Выбрать главу

Может показаться, что я сгущаю краски, однако всякий, спускавшийся в шахту старого образца (а большинство английских шахт именно таковы) и сам ходивший к месту вырубки, думаю, подтвердит мои слова. И вот о чем мне хочется сказать особо: кошмарные – отнимающие столько сил, сколько обычный человек тратит за день напряженных трудов, – хождения до забоя и обратно вообще не берутся в расчет, оставаясь просто неким приложением к шахтерскому делу вроде поездок к службе на метро. А ведь между двумя походами за смену шахтер еще бешено вкалывает свои семь с половиной часов. Мне никогда не приходилось добираться до угольного пласта больше мили, но зачастую здесь у горняка трехмильный путь, что для меня и прочего народа не шахтерских профессий физически оказалось бы совершенно невыполнимым. Вот этот момент всегда упускается из вида. В представлении о забое подземная глубина, тьма, духота, черные от угольной пыли рубщики, а мили, что необходимо осиливать по штрекам, как-то без всякого внимания. К тому же здесь и вопрос времени. Семь с половиной часов шахтерской смены не устрашают продолжительностью, однако сюда следует добавить, по крайней мере, ежедневный час на «ходки», а чаще это два часа, порой и три. Формально «ходка», конечно, не труд, и за нее не платят, но сил она требует никак не меньше. Удобно ссылаться на то, что сами-де шахтеры не возражают против этого. Понятно, что подобные тяготы они переносят лучше, чем вы или я. Они с детства привыкли, у них должным образом развиты мускулы, они умеют двигаться под землей с потрясающим, даже жутковатым проворством. Пригнув голову, шахтер широким шагом несется там, где я, например, еле ковыляю, и видишь, как он в нужные моменты на четвереньках легко перепрыгивает ямы почти на собачий манер. Только не стоит полагать, что это ему доставляет удовольствие. Я разговаривал со многими шахтерами, все они признают «ходку» по штрекам действием весьма трудоемким. Достаточно послушать их собственные обсуждения работ в шахте: речь у них непременно зайдет насчет «ходок». Бытует мнение, что возвращаться со смены легче, чем идти на нее. Однако горняки единодушно утверждают, что их особенно изматывает обратный путь. Да, таково условие их шахтерских трудов, и они с этим вполне справляются, хотя, конечно, при огромных затратах сил. Сопоставимо, на мой взгляд, с необходимостью перед работой и после нее взбираться на небольшую гору.
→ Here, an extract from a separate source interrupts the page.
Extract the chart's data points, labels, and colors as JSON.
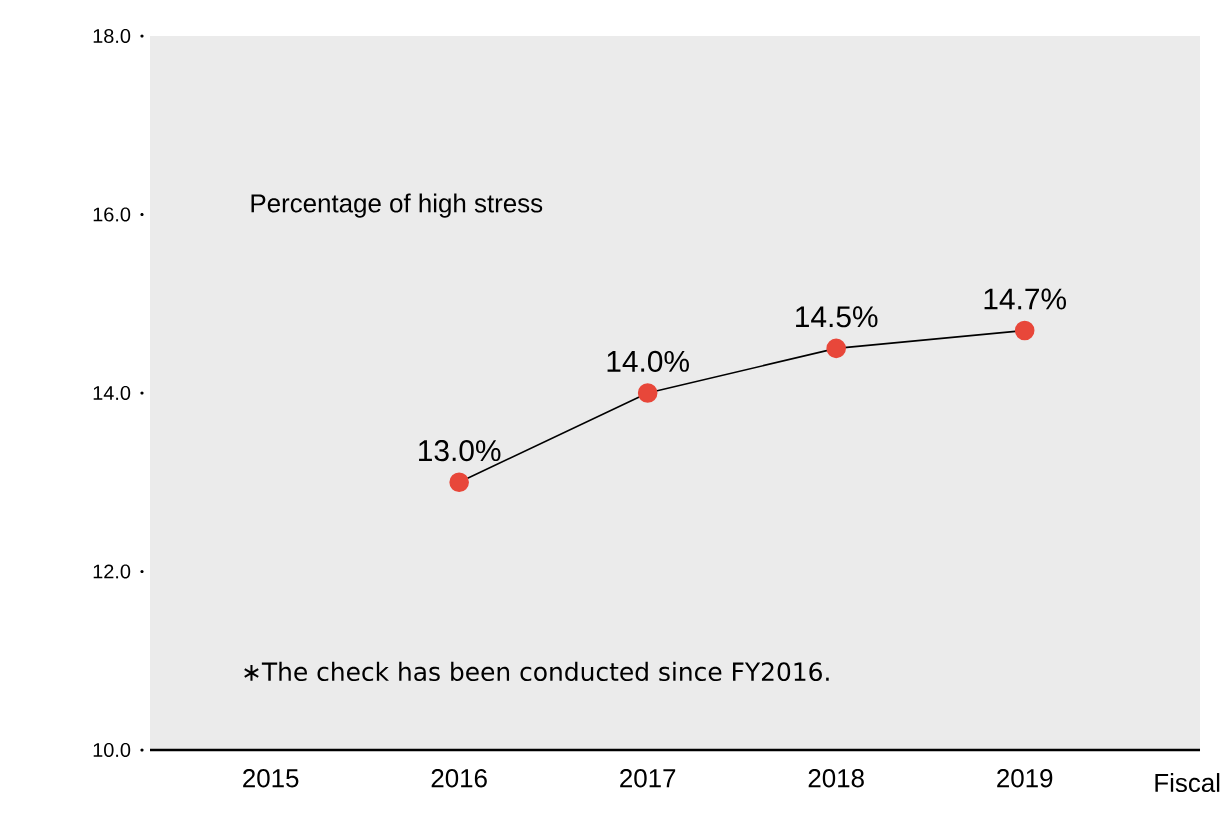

Побывав в двух-трех шахтах, начинаешь улавливать рабочие процессы под землей. (Должен, кстати, оговориться, что относительно технических сторон горной промышленности я абсолютнейший профан – просто описываю свои наблюдения). Уголь содержится в узких швах внутри скальных напластований, так что угледобыча по сути похожа на выковыривание центрального слоя из «неаполитанского» мороженого. В прежние времена шахтеры вручную отбивали уголь ломом и киркой – дело весьма небыстрое, поскольку в девственном состоянии уголь по твердости едва уступает камню. Теперь предварительный этап ведется электрической врубовой машиной, которая в принципе является чрезвычайно мощной ленточной пилой, режущей пласт не вертикально, а горизонтально прочнейшими двухдюймовыми зубцами. По воле направляющего пилу оператора машина может двигаться вперед или назад, попутно издавая грохочущий вой из самых жутких, что мне доводилось слышать, и вздымая угольную пыль тучами, которые не позволяют видеть дальше пары шагов и почти не дают дышать. Подпиленная футов на пять в глубину часть пласта крошится, отбивается уже сравнительно легко. Тем не менее, в подготовке «неподатливых» участков требуются еще взрывные работы. Электрическим буром наподобие миниатюрного отбойного молотка подрывник высверливает ряд отверстий, заполняет их минным порохом, замазывает глиной, сам становится за углом, если таковой имеется (положено отходить на двадцать пять ярдов), и посылает разряд электрического тока. Все это не для дробления пласта, а лишь затем, чтоб сетью трещин ослабить его плотность. Хотя, конечно, иногда чересчур сильный заряд рушит угольную стену, а подчас и скальный потолок.